1. Inleiding
De omvang van de sterfte in Nederland wordt voor een groot deel bepaald door de grootte en de leeftijdsamenstelling van de bevolking. Door de vergrijzing van de bevolking neemt het aantal overledenen elk jaar toe, met jaarlijkse fluctuaties. In 2014 overleden 139 duizend inwoners van Nederland, in 2019 waren dat er 152 duizend.
De coronapandemie leidde in 2020 en 2021 tot een stijging van het aantal overledenen naar respectievelijk 169 duizend en 171 duizend. In 2022 en 2023 was het aantal COVID-19-gerelateerde sterfgevallen lager, en de totale sterfte bleef rond de 170 duizend. In 2024 overleden 172 duizend mensen. In de jaren 2020 tot en met 2022 overleden naar schatting 10 procent meer mensen dan wanneer er geen coronapandemie was geweest (CBS, 2023a).
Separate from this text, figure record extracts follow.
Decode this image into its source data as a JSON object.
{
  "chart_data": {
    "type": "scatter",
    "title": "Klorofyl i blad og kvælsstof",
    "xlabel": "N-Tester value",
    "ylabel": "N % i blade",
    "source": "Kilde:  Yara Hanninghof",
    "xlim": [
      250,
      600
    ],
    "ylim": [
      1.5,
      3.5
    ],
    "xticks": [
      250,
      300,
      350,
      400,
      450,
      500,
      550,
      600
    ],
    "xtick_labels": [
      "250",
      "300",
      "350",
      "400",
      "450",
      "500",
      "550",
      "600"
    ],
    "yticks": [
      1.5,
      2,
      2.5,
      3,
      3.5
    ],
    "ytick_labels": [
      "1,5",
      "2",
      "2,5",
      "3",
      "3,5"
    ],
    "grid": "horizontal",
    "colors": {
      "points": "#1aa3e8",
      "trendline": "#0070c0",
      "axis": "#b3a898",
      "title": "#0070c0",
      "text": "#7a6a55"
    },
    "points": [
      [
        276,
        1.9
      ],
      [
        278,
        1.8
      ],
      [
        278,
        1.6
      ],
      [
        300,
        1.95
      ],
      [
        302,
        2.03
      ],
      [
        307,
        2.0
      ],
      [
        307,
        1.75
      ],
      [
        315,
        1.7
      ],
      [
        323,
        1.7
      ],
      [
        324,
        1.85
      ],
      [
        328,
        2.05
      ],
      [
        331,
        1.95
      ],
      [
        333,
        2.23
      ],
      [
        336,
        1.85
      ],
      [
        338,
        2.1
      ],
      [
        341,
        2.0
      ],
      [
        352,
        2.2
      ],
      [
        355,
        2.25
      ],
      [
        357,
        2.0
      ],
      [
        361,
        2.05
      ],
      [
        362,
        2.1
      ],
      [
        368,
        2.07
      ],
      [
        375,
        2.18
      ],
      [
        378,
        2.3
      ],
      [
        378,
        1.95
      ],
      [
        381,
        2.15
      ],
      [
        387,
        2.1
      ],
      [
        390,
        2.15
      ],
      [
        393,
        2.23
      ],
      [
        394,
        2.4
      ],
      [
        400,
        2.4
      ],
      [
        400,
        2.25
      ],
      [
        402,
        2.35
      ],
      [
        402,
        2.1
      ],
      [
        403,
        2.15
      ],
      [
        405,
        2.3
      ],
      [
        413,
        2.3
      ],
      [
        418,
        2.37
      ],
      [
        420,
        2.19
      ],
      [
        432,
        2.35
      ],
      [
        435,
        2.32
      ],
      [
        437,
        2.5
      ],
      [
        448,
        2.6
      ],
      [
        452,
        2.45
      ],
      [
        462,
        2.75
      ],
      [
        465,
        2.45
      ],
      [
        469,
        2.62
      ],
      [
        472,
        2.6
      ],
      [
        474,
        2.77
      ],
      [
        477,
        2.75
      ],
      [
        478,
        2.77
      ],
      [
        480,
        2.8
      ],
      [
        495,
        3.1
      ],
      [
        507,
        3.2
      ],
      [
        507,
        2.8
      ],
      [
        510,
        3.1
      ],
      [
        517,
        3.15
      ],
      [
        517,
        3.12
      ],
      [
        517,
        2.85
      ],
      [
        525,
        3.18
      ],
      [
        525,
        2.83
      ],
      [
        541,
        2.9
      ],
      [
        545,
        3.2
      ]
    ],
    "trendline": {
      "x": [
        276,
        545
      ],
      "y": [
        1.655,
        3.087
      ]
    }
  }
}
In mei 2023 verklaarde de WHO dat COVID-19 geen noodsituatie meer is op het gebied van de volksgezondheid (WHO, 2023). Maar de sterfte is wel hoger dan voor de pandemie voor de jaren 2023 en 2024 werd verwacht (CBS, 2019b).
De belangrijkste vragen die in deze publicatie worden beantwoord zijn:
- Hoe zien de ontwikkeling van de sterfte en doodsoorzaken er in het afgelopen decennium uit?
- Welke veranderingen in trends van verschillende doodsoorzaken zijn zichtbaar tijdens en kort na de coronapandemie?